Walking around the Shipley property at nigh
t always made me think of Psalm 96. Let the fields be jubilant, and everything in them; let all the trees of the forest sing for joy. In August, the fields of Vermont were at their most jubilant.
Funny how I never really appreciated the bible until I got free of the people who’d taught it to me.
While Isaac and Leah were kind to me because they knew where I’d come from, the Shipleys were kind to me simply because they were kind people. I’d known them almost four years now, since I’d first arrived shoeless and hungry at the Abrahams’ down the road. But I still felt like the new guy.
I wasn’t ostracized like a freak here, but there was still some good-natured teasing.

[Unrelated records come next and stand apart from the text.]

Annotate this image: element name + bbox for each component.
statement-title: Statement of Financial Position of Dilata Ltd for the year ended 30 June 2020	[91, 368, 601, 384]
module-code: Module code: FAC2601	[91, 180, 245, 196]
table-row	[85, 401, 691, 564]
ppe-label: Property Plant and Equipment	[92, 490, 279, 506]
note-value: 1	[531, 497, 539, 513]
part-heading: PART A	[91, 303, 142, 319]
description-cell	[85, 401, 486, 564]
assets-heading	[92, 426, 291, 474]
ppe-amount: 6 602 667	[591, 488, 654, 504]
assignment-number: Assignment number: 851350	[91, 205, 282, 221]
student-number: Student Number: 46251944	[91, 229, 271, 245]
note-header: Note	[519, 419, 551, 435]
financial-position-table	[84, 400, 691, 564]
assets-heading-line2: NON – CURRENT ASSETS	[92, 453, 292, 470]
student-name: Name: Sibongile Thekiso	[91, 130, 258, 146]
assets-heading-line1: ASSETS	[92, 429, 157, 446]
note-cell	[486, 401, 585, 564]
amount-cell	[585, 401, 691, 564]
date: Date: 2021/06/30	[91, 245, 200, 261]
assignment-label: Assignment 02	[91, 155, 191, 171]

It hadn’t taken Griffin Shipley long to figure out just how odd a life I’d lived as a child. “Oh my God!” he’d hollered during the first month I met him. “Zach hasn’t seen Star Wars!”
The next week he’d corralled me into a movie marathon of the original three films. “The canon,” as he referred to them. We’d both been stumbling-tired at the farmers’ market the next day. But according to Griffin it was worth it, because I finally knew that Darth Vader was Luke’s father.
And that was just the beginning. “I must educate you about Monty Python,” came next. And a million other movies. And the rules of football. I was still a little shaky on those. There were too many positions.
The things I didn’t know were an endless source of amusement to the Shipley clan. The time they fed me Pop Rocks was pretty funny. I didn’t know about Halloween or Valentine’s Day (both “heathen holidays” according to my former overlords). Or mistletoe. Or eggnog.
I didn’t know any sexual innuendo. Those still got me into trouble because it seemed there were a million terms for sex, and they didn’t all make sense. I’ll never forget the sight of Griffin doubled over after explaining what a blowjob was.